Is this a problem? I think it depends on who you are. For a consumer in some cases this is pretty awesome. Let’s say you love to watch video games being streamed on Twitch.tv by your buddies over at KBMOD and Twitch decides to pay money to prevent your data from being charged against your data cap. But you’re also a huge fan of MLG and MLG just decided to start their own Twitch competitor but they can’t afford to pay those same fees. Well, guess you’ll be only watching MLG from your PC or on wifi. Too bad your favorite shows are on while you’re not able to use Wifi though! O well, Twitch is there for you though!

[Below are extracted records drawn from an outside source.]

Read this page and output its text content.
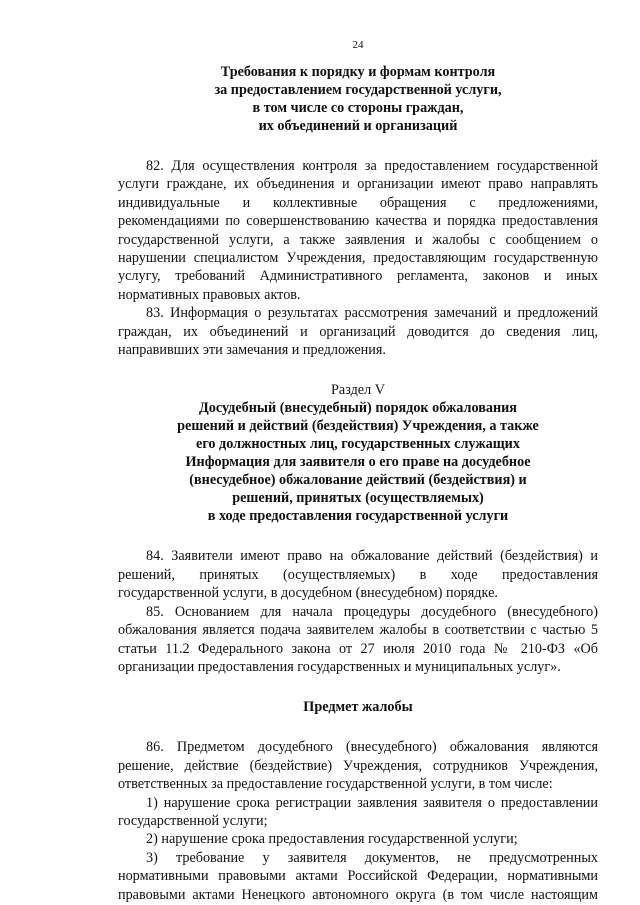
24
Требования к порядку и формам контроля
за предоставлением государственной услуги,
в том числе со стороны граждан,
их объединений и организаций

82. Для осуществления контроля за предоставлением государственной услуги граждане, их объединения и организации имеют право направлять индивидуальные и коллективные обращения с предложениями, рекомендациями по совершенствованию качества и порядка предоставления государственной услуги, а также заявления и жалобы с сообщением о нарушении специалистом Учреждения, предоставляющим государственную услугу, требований Административного регламента, законов и иных нормативных правовых актов.

83. Информация о результатах рассмотрения замечаний и предложений граждан, их объединений и организаций доводится до сведения лиц, направивших эти замечания и предложения.

Раздел V
Досудебный (внесудебный) порядок обжалования
решений и действий (бездействия) Учреждения, а также
его должностных лиц, государственных служащих
Информация для заявителя о его праве на досудебное
(внесудебное) обжалование действий (бездействия) и
решений, принятых (осуществляемых)
в ходе предоставления государственной услуги

84. Заявители имеют право на обжалование действий (бездействия) и решений, принятых (осуществляемых) в ходе предоставления государственной услуги, в досудебном (внесудебном) порядке.

85. Основанием для начала процедуры досудебного (внесудебного) обжалования является подача заявителем жалобы в соответствии с частью 5 статьи 11.2 Федерального закона от 27 июля 2010 года № 210-ФЗ «Об организации предоставления государственных и муниципальных услуг».

Предмет жалобы

86. Предметом досудебного (внесудебного) обжалования являются решение, действие (бездействие) Учреждения, сотрудников Учреждения, ответственных за предоставление государственной услуги, в том числе:

1) нарушение срока регистрации заявления заявителя о предоставлении государственной услуги;

2) нарушение срока предоставления государственной услуги;

3) требование у заявителя документов, не предусмотренных нормативными правовыми актами Российской Федерации, нормативными правовыми актами Ненецкого автономного округа (в том числе настоящим
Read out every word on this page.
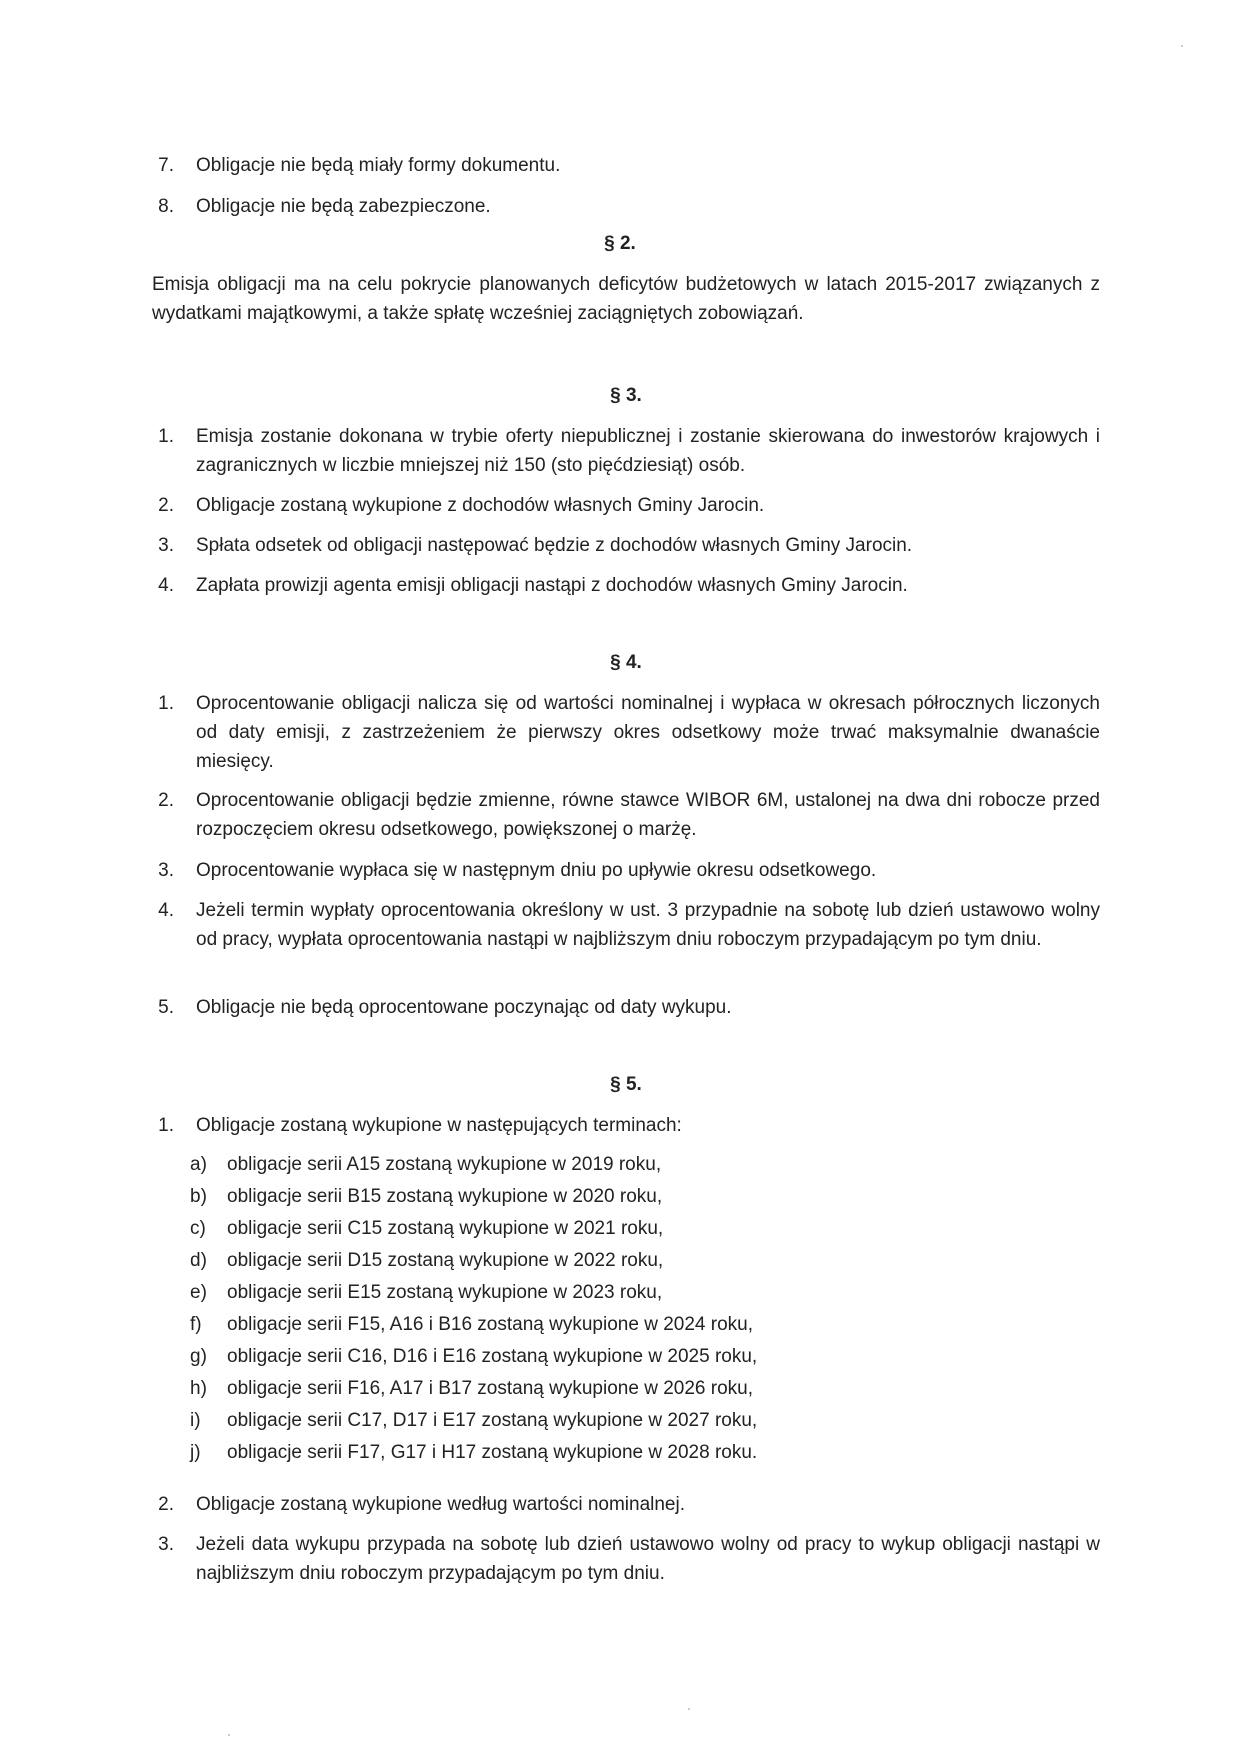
7. Obligacje nie będą miały formy dokumentu.
8. Obligacje nie będą zabezpieczone.
§ 2.
Emisja obligacji ma na celu pokrycie planowanych deficytów budżetowych w latach 2015-2017 związanych z wydatkami majątkowymi, a także spłatę wcześniej zaciągniętych zobowiązań.
§ 3.
1. Emisja zostanie dokonana w trybie oferty niepublicznej i zostanie skierowana do inwestorów krajowych i zagranicznych w liczbie mniejszej niż 150 (sto pięćdziesiąt) osób.
2. Obligacje zostaną wykupione z dochodów własnych Gminy Jarocin.
3. Spłata odsetek od obligacji następować będzie z dochodów własnych Gminy Jarocin.
4. Zapłata prowizji agenta emisji obligacji nastąpi z dochodów własnych Gminy Jarocin.
§ 4.
1. Oprocentowanie obligacji nalicza się od wartości nominalnej i wypłaca w okresach półrocznych liczonych od daty emisji, z zastrzeżeniem że pierwszy okres odsetkowy może trwać maksymalnie dwanaście miesięcy.
2. Oprocentowanie obligacji będzie zmienne, równe stawce WIBOR 6M, ustalonej na dwa dni robocze przed rozpoczęciem okresu odsetkowego, powiększonej o marżę.
3. Oprocentowanie wypłaca się w następnym dniu po upływie okresu odsetkowego.
4. Jeżeli termin wypłaty oprocentowania określony w ust. 3 przypadnie na sobotę lub dzień ustawowo wolny od pracy, wypłata oprocentowania nastąpi w najbliższym dniu roboczym przypadającym po tym dniu.
5. Obligacje nie będą oprocentowane poczynając od daty wykupu.
§ 5.
1. Obligacje zostaną wykupione w następujących terminach:
a)	obligacje serii A15 zostaną wykupione w 2019 roku,
b)	obligacje serii B15 zostaną wykupione w 2020 roku,
c)	obligacje serii C15 zostaną wykupione w 2021 roku,
d)	obligacje serii D15 zostaną wykupione w 2022 roku,
e)	obligacje serii E15 zostaną wykupione w 2023 roku,
f)	obligacje serii F15, A16 i B16 zostaną wykupione w 2024 roku,
g)	obligacje serii C16, D16 i E16 zostaną wykupione w 2025 roku,
h)	obligacje serii F16, A17 i B17 zostaną wykupione w 2026 roku,
i)	obligacje serii C17, D17 i E17 zostaną wykupione w 2027 roku,
j)	obligacje serii F17, G17 i H17 zostaną wykupione w 2028 roku.
2. Obligacje zostaną wykupione według wartości nominalnej.
3. Jeżeli data wykupu przypada na sobotę lub dzień ustawowo wolny od pracy to wykup obligacji nastąpi w najbliższym dniu roboczym przypadającym po tym dniu.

This is a niche market obviously. Not everyone cares about watching someone play streaming video games or even streaming video games to your phone so you can keep playing a game you were playing from home. A lot of people care about TV and movies though. We can look at this as something that’s really analogous to what Comcast was trying to do to Netflix close to two years ago. In April of 2012 Comcast announced that its Xfinity streaming service would not be charged against your Comcast data caps while Netflix streaming service would be. Netflix’s CEO argued that this violated Net Neutrality because it provided preferential treatment to one source of data over another.

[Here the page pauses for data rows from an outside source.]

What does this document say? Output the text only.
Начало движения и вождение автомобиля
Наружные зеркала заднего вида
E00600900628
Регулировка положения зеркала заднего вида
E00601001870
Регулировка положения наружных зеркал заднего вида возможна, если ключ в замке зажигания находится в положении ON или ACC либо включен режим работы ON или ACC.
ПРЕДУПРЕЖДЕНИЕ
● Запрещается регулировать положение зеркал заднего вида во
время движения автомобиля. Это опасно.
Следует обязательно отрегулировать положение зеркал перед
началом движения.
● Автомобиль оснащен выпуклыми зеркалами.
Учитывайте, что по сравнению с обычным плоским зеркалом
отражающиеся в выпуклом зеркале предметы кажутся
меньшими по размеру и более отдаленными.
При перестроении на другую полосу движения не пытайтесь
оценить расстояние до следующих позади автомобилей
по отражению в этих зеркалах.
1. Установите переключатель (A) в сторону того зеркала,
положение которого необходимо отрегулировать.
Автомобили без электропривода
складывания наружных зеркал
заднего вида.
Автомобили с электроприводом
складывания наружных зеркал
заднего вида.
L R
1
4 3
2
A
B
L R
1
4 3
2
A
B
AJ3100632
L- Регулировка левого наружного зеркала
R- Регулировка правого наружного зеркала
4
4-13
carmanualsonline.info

What is Net Neutrality? Well, there are two different arguments, which I discuss in a blog here, where one is saying everything must be treated equally, while the other one argues that there are nuances and we can treat data differently because we need to “Groom” our networks. Internet and network purists believe that you shouldn’t even be able to determine what the data is or what the source of that data is if you’re a point along the network, just where it most recently was and where it needs to go next. The only application that can read the data in the package is the application that requested it.

AT&T’s plan, similar to Comcast’s, is in violation of Net Neutrality and the FCC will step in to regulate this type of “service” because it’s, in the end, bad for the consumer. Unfortunately, there are limitations to what the FCC can do and even potentially what AT&T can do.

There has been much more of a push for encryption and it’s likely that these pushes may actually enable more of a return to the true meaning of Net Neutrality. If all of our data is fully encrypted, deep packet inspection tools (which tell if the data you’re getting is video, music, or whatever), won’t work very well as that information will be encrypted. Furthermore, if your application’s data is all encrypted and AT&T won’t be able to tell if your data is your data then there’s no value in paying for “privileged” data status from AT&T.

It’s one of the reasons why I’ll likely support company’s like Wickr, an encrypted Snapchat competitor, which told the FBI to screw itself when they were asked to put a backdoor into their encryption. It’s important that we work to protect our data and support companies that do so in terms of Net Neutrality and encryption.

What companies do you support that encrypt and fight for net neutrality?